TM Research Journal

Friday, April 07, 2006

Magic Instructions in Sun

After getting a grasp of how inlining works, I had to figure out how to write the so called "magic" instructions as specified here in Solaris. What this code does is that it left shifts the parameter service by 16 and then loads it into the upper 22 bits of the register g0. Registre g0 is normally a 0 register, but is used by Gems as a signaling register as well when writing to it.

Since in Sun's Inline Templates, code is passed in registers, what I did was left shift the value of register o0 by 26 (16 for the initial shift and 10 for the sethi compensation) and store the result in g0.

sll %o0, 26, %g0

The problem is, in the GCC code, this assembly portion is marked as volatile - which means that the compiler should not attempt to optimise it out (if it deems its unneccessary) nor should it move it around.

When I compiled the code, I tried it with a file along with the -g flag

cc -g -O new_ruby_magic_call.il testil.c

It was supposed to show me whether the code was being late inlined or not (which as I understand it means whether its being optimised or not), but appearantly it's not.
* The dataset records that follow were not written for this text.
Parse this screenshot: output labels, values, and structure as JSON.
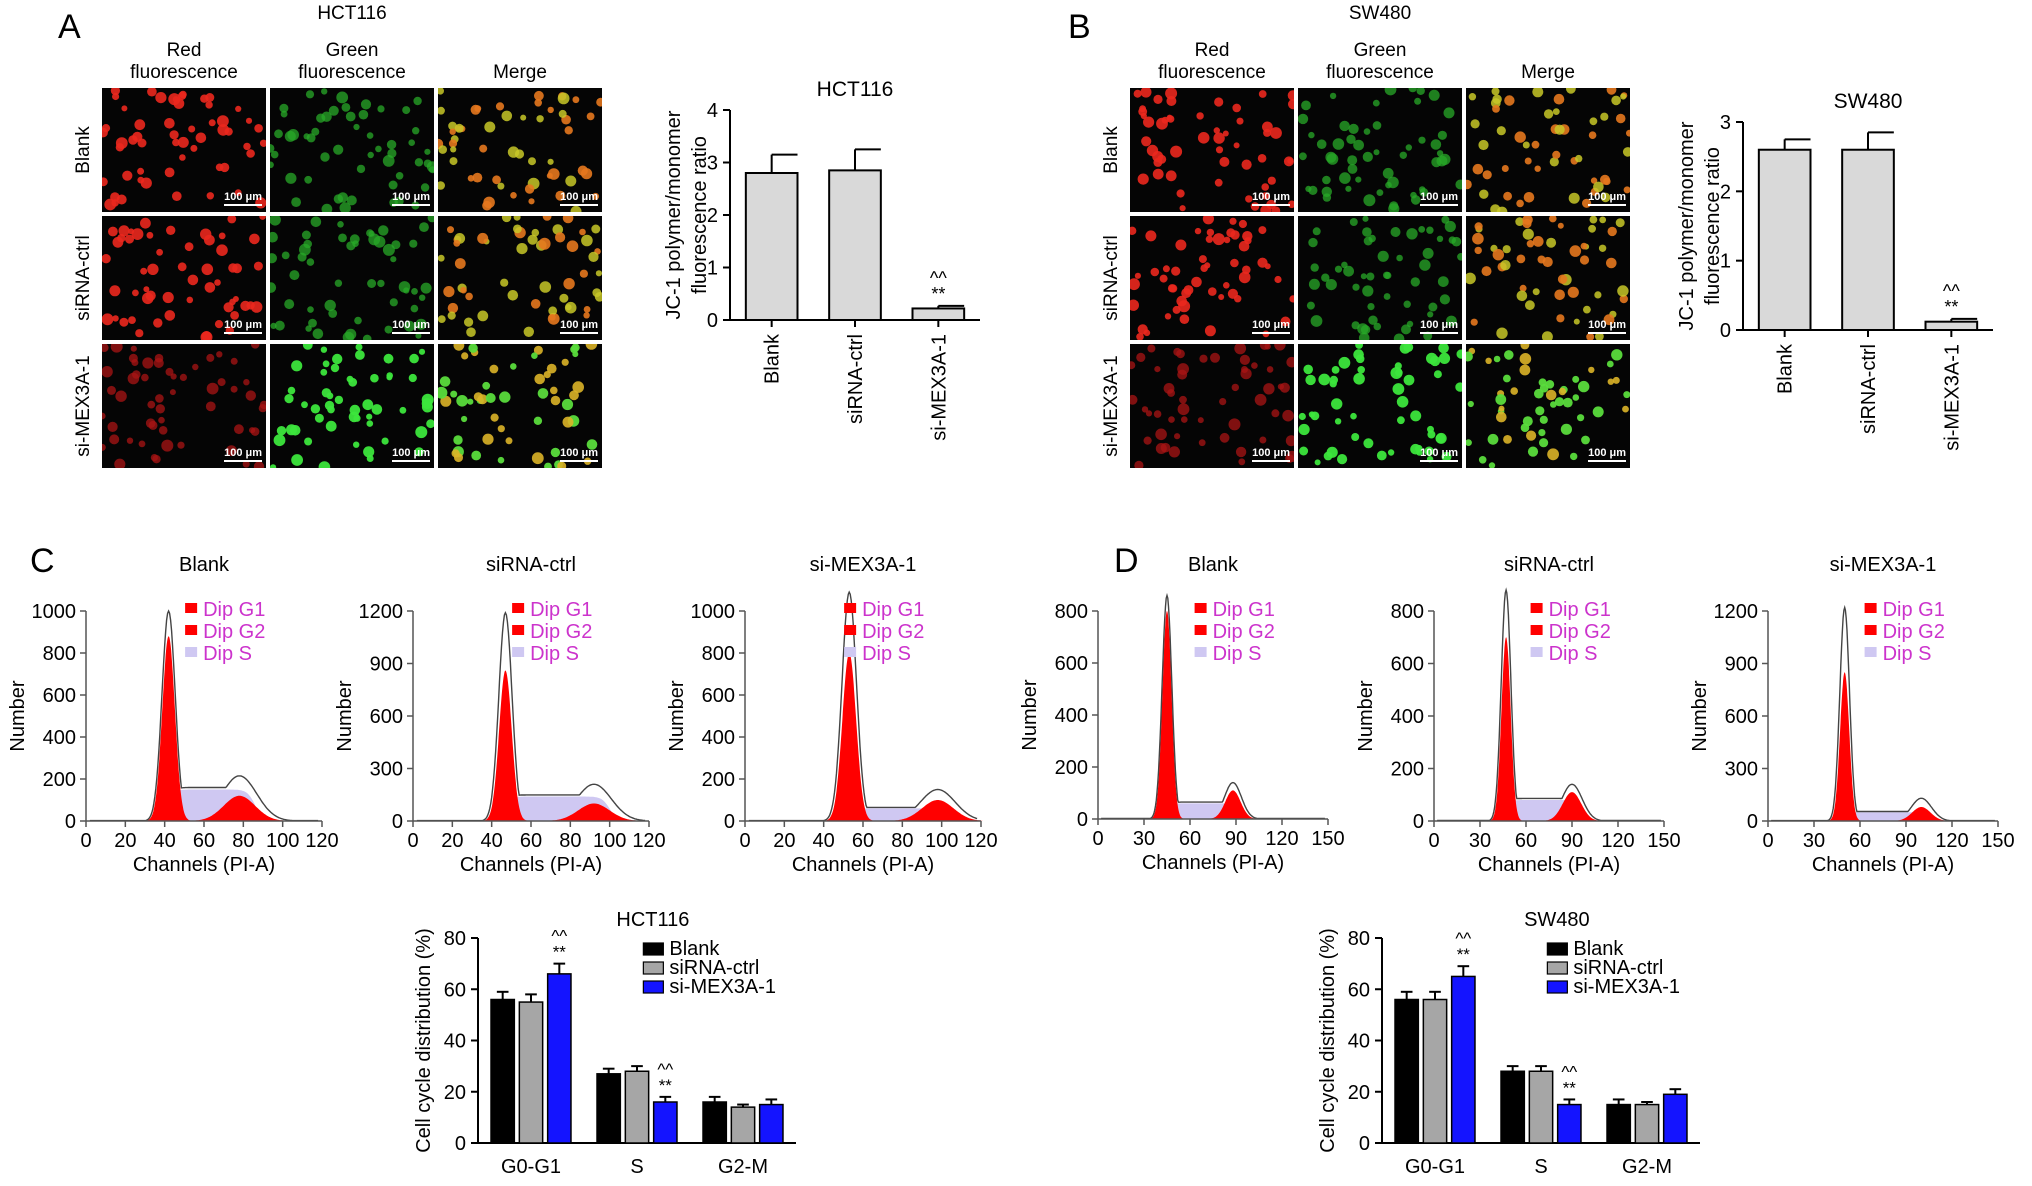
{
  "panels": {
    "A": {
      "letter": "A",
      "line_title": "HCT116",
      "cols": [
        "Red\nfluorescence",
        "Green\nfluorescence",
        "Merge"
      ],
      "rows": [
        "Blank",
        "siRNA-ctrl",
        "si-MEX3A-1"
      ],
      "scalebar": "100 μm"
    },
    "B": {
      "letter": "B",
      "line_title": "SW480",
      "cols": [
        "Red\nfluorescence",
        "Green\nfluorescence",
        "Merge"
      ],
      "rows": [
        "Blank",
        "siRNA-ctrl",
        "si-MEX3A-1"
      ],
      "scalebar": "100 μm"
    },
    "C": {
      "letter": "C"
    },
    "D": {
      "letter": "D"
    }
  },
  "colors": {
    "bar_gray": "#d9d9d9",
    "blank": "#000000",
    "sirna": "#a6a6a6",
    "mex": "#1414ff",
    "red": "#ff0000",
    "lav": "#cfc8f2",
    "legend_text": "#cc33cc"
  },
  "chart_data": [
    {
      "id": "jc1-hct116",
      "type": "bar",
      "title": "HCT116",
      "ylabel": "JC-1 polymer/monomer\nfluorescence ratio",
      "categories": [
        "Blank",
        "siRNA-ctrl",
        "si-MEX3A-1"
      ],
      "values": [
        2.8,
        2.85,
        0.22
      ],
      "errors": [
        0.35,
        0.4,
        0.05
      ],
      "ylim": [
        0,
        4
      ],
      "yticks": [
        0,
        1,
        2,
        3,
        4
      ],
      "annotations": [
        {
          "category": "si-MEX3A-1",
          "lines": [
            "^^",
            "**"
          ]
        }
      ]
    },
    {
      "id": "jc1-sw480",
      "type": "bar",
      "title": "SW480",
      "ylabel": "JC-1 polymer/monomer\nfluorescence ratio",
      "categories": [
        "Blank",
        "siRNA-ctrl",
        "si-MEX3A-1"
      ],
      "values": [
        2.6,
        2.6,
        0.12
      ],
      "errors": [
        0.15,
        0.25,
        0.04
      ],
      "ylim": [
        0,
        3
      ],
      "yticks": [
        0,
        1,
        2,
        3
      ],
      "annotations": [
        {
          "category": "si-MEX3A-1",
          "lines": [
            "^^",
            "**"
          ]
        }
      ]
    },
    {
      "id": "hist-c-blank",
      "type": "area",
      "title": "Blank",
      "xlabel": "Channels (PI-A)",
      "ylabel": "Number",
      "xlim": [
        0,
        120
      ],
      "xticks": [
        0,
        20,
        40,
        60,
        80,
        100,
        120
      ],
      "ylim": [
        0,
        1000
      ],
      "yticks": [
        0,
        200,
        400,
        600,
        800,
        1000
      ],
      "g1_peak": {
        "x": 42,
        "y": 880,
        "sd": 3.2
      },
      "g2_peak": {
        "x": 78,
        "y": 120,
        "sd": 8
      },
      "s_level": 150,
      "outline_peak": 1000,
      "outline_g2": 215,
      "legend": [
        "Dip G1",
        "Dip G2",
        "Dip S"
      ]
    },
    {
      "id": "hist-c-sirna",
      "type": "area",
      "title": "siRNA-ctrl",
      "xlabel": "Channels (PI-A)",
      "ylabel": "Number",
      "xlim": [
        0,
        120
      ],
      "xticks": [
        0,
        20,
        40,
        60,
        80,
        100,
        120
      ],
      "ylim": [
        0,
        1200
      ],
      "yticks": [
        0,
        300,
        600,
        900,
        1200
      ],
      "g1_peak": {
        "x": 47,
        "y": 860,
        "sd": 3.2
      },
      "g2_peak": {
        "x": 92,
        "y": 100,
        "sd": 8
      },
      "s_level": 140,
      "outline_peak": 1190,
      "outline_g2": 210,
      "legend": [
        "Dip G1",
        "Dip G2",
        "Dip S"
      ]
    },
    {
      "id": "hist-c-mex",
      "type": "area",
      "title": "si-MEX3A-1",
      "xlabel": "Channels (PI-A)",
      "ylabel": "Number",
      "xlim": [
        0,
        120
      ],
      "xticks": [
        0,
        20,
        40,
        60,
        80,
        100,
        120
      ],
      "ylim": [
        0,
        1000
      ],
      "yticks": [
        0,
        200,
        400,
        600,
        800,
        1000
      ],
      "g1_peak": {
        "x": 53,
        "y": 800,
        "sd": 3.5
      },
      "g2_peak": {
        "x": 98,
        "y": 100,
        "sd": 8
      },
      "s_level": 60,
      "outline_peak": 1090,
      "outline_g2": 150,
      "legend": [
        "Dip G1",
        "Dip G2",
        "Dip S"
      ]
    },
    {
      "id": "hist-d-blank",
      "type": "area",
      "title": "Blank",
      "xlabel": "Channels (PI-A)",
      "ylabel": "Number",
      "xlim": [
        0,
        150
      ],
      "xticks": [
        0,
        30,
        60,
        90,
        120,
        150
      ],
      "ylim": [
        0,
        800
      ],
      "yticks": [
        0,
        200,
        400,
        600,
        800
      ],
      "g1_peak": {
        "x": 45,
        "y": 800,
        "sd": 3
      },
      "g2_peak": {
        "x": 88,
        "y": 110,
        "sd": 5
      },
      "s_level": 60,
      "outline_peak": 860,
      "outline_g2": 140,
      "legend": [
        "Dip G1",
        "Dip G2",
        "Dip S"
      ]
    },
    {
      "id": "hist-d-sirna",
      "type": "area",
      "title": "siRNA-ctrl",
      "xlabel": "Channels (PI-A)",
      "ylabel": "Number",
      "xlim": [
        0,
        150
      ],
      "xticks": [
        0,
        30,
        60,
        90,
        120,
        150
      ],
      "ylim": [
        0,
        800
      ],
      "yticks": [
        0,
        200,
        400,
        600,
        800
      ],
      "g1_peak": {
        "x": 47,
        "y": 700,
        "sd": 3
      },
      "g2_peak": {
        "x": 90,
        "y": 110,
        "sd": 6
      },
      "s_level": 80,
      "outline_peak": 880,
      "outline_g2": 140,
      "legend": [
        "Dip G1",
        "Dip G2",
        "Dip S"
      ]
    },
    {
      "id": "hist-d-mex",
      "type": "area",
      "title": "si-MEX3A-1",
      "xlabel": "Channels (PI-A)",
      "ylabel": "Number",
      "xlim": [
        0,
        150
      ],
      "xticks": [
        0,
        30,
        60,
        90,
        120,
        150
      ],
      "ylim": [
        0,
        1200
      ],
      "yticks": [
        0,
        300,
        600,
        900,
        1200
      ],
      "g1_peak": {
        "x": 50,
        "y": 850,
        "sd": 3
      },
      "g2_peak": {
        "x": 100,
        "y": 80,
        "sd": 6
      },
      "s_level": 50,
      "outline_peak": 1220,
      "outline_g2": 130,
      "legend": [
        "Dip G1",
        "Dip G2",
        "Dip S"
      ]
    },
    {
      "id": "cellcycle-hct116",
      "type": "bar",
      "title": "HCT116",
      "ylabel": "Cell cycle distribution (%)",
      "categories": [
        "G0-G1",
        "S",
        "G2-M"
      ],
      "ylim": [
        0,
        80
      ],
      "yticks": [
        0,
        20,
        40,
        60,
        80
      ],
      "series": [
        {
          "name": "Blank",
          "values": [
            56,
            27,
            16
          ],
          "errors": [
            3,
            2,
            2
          ]
        },
        {
          "name": "siRNA-ctrl",
          "values": [
            55,
            28,
            14
          ],
          "errors": [
            3,
            2,
            1
          ]
        },
        {
          "name": "si-MEX3A-1",
          "values": [
            66,
            16,
            15
          ],
          "errors": [
            4,
            2,
            2
          ]
        }
      ],
      "annotations": [
        {
          "category": "G0-G1",
          "series": "si-MEX3A-1",
          "lines": [
            "^^",
            "**"
          ]
        },
        {
          "category": "S",
          "series": "si-MEX3A-1",
          "lines": [
            "^^",
            "**"
          ]
        }
      ]
    },
    {
      "id": "cellcycle-sw480",
      "type": "bar",
      "title": "SW480",
      "ylabel": "Cell cycle distribution (%)",
      "categories": [
        "G0-G1",
        "S",
        "G2-M"
      ],
      "ylim": [
        0,
        80
      ],
      "yticks": [
        0,
        20,
        40,
        60,
        80
      ],
      "series": [
        {
          "name": "Blank",
          "values": [
            56,
            28,
            15
          ],
          "errors": [
            3,
            2,
            2
          ]
        },
        {
          "name": "siRNA-ctrl",
          "values": [
            56,
            28,
            15
          ],
          "errors": [
            3,
            2,
            1
          ]
        },
        {
          "name": "si-MEX3A-1",
          "values": [
            65,
            15,
            19
          ],
          "errors": [
            4,
            2,
            2
          ]
        }
      ],
      "annotations": [
        {
          "category": "G0-G1",
          "series": "si-MEX3A-1",
          "lines": [
            "^^",
            "**"
          ]
        },
        {
          "category": "S",
          "series": "si-MEX3A-1",
          "lines": [
            "^^",
            "**"
          ]
        }
      ]
    }
  ]
}
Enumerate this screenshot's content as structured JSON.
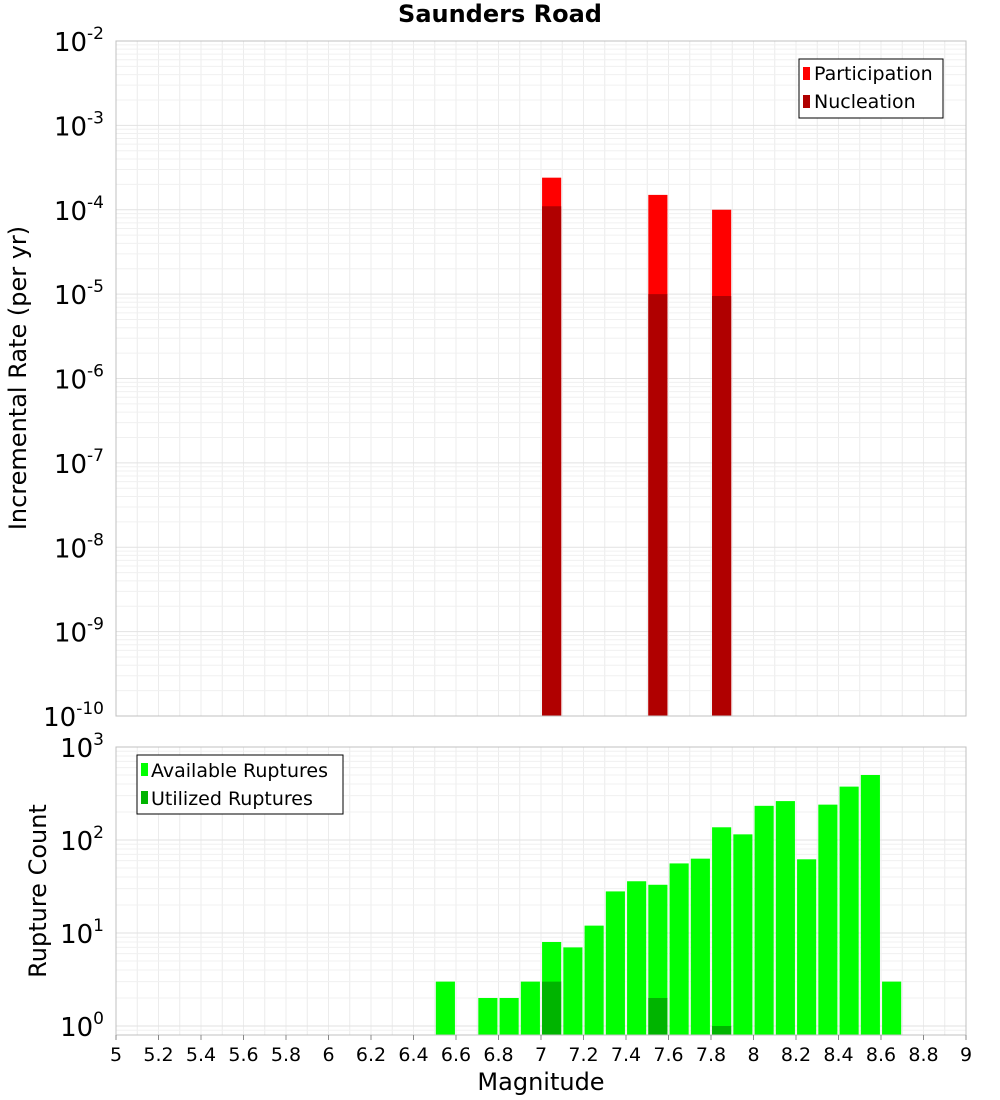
{
  "title": "Saunders Road",
  "colors": {
    "participation": "#ff0000",
    "nucleation": "#b00000",
    "available": "#00ff00",
    "utilized": "#00b400"
  },
  "chart_data": [
    {
      "type": "bar",
      "title": "Saunders Road",
      "ylabel": "Incremental Rate (per yr)",
      "yscale": "log",
      "ylim": [
        1e-10,
        0.01
      ],
      "xlim": [
        5,
        9
      ],
      "grid": true,
      "legend_position": "top-right",
      "y_ticks": [
        {
          "base": "10",
          "exp": "-10"
        },
        {
          "base": "10",
          "exp": "-9"
        },
        {
          "base": "10",
          "exp": "-8"
        },
        {
          "base": "10",
          "exp": "-7"
        },
        {
          "base": "10",
          "exp": "-6"
        },
        {
          "base": "10",
          "exp": "-5"
        },
        {
          "base": "10",
          "exp": "-4"
        },
        {
          "base": "10",
          "exp": "-3"
        },
        {
          "base": "10",
          "exp": "-2"
        }
      ],
      "series": [
        {
          "name": "Participation",
          "x": [
            7.05,
            7.55,
            7.85
          ],
          "values": [
            0.00024,
            0.00015,
            0.0001
          ]
        },
        {
          "name": "Nucleation",
          "x": [
            7.05,
            7.55,
            7.85
          ],
          "values": [
            0.00011,
            1e-05,
            9.5e-06
          ]
        }
      ]
    },
    {
      "type": "bar",
      "ylabel": "Rupture Count",
      "xlabel": "Magnitude",
      "yscale": "log",
      "ylim": [
        0.8,
        1000
      ],
      "xlim": [
        5,
        9
      ],
      "grid": true,
      "legend_position": "top-left",
      "x_ticks": [
        "5",
        "5.2",
        "5.4",
        "5.6",
        "5.8",
        "6",
        "6.2",
        "6.4",
        "6.6",
        "6.8",
        "7",
        "7.2",
        "7.4",
        "7.6",
        "7.8",
        "8",
        "8.2",
        "8.4",
        "8.6",
        "8.8",
        "9"
      ],
      "y_ticks": [
        {
          "base": "10",
          "exp": "0"
        },
        {
          "base": "10",
          "exp": "1"
        },
        {
          "base": "10",
          "exp": "2"
        },
        {
          "base": "10",
          "exp": "3"
        }
      ],
      "series": [
        {
          "name": "Available Ruptures",
          "x": [
            6.55,
            6.75,
            6.85,
            6.95,
            7.05,
            7.15,
            7.25,
            7.35,
            7.45,
            7.55,
            7.65,
            7.75,
            7.85,
            7.95,
            8.05,
            8.15,
            8.25,
            8.35,
            8.45,
            8.55,
            8.65
          ],
          "values": [
            3,
            2,
            2,
            3,
            8,
            7,
            12,
            28,
            36,
            33,
            56,
            63,
            137,
            115,
            233,
            262,
            62,
            240,
            375,
            500,
            3
          ]
        },
        {
          "name": "Utilized Ruptures",
          "x": [
            7.05,
            7.55,
            7.85
          ],
          "values": [
            3,
            2,
            1
          ]
        }
      ]
    }
  ]
}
I have posted a question on the Solaris forums (had to create a new account since for some reason I cannot log in using my old one). Hopefully someone will answer.

Unanswered questions which I have asked Kevin (from U Wisconsin) are why register l0 is considered as clobbered even though it's not, and why is a parameter r being passed as 0.

I think these two things might be just code that was kept there from a previous version or something like that.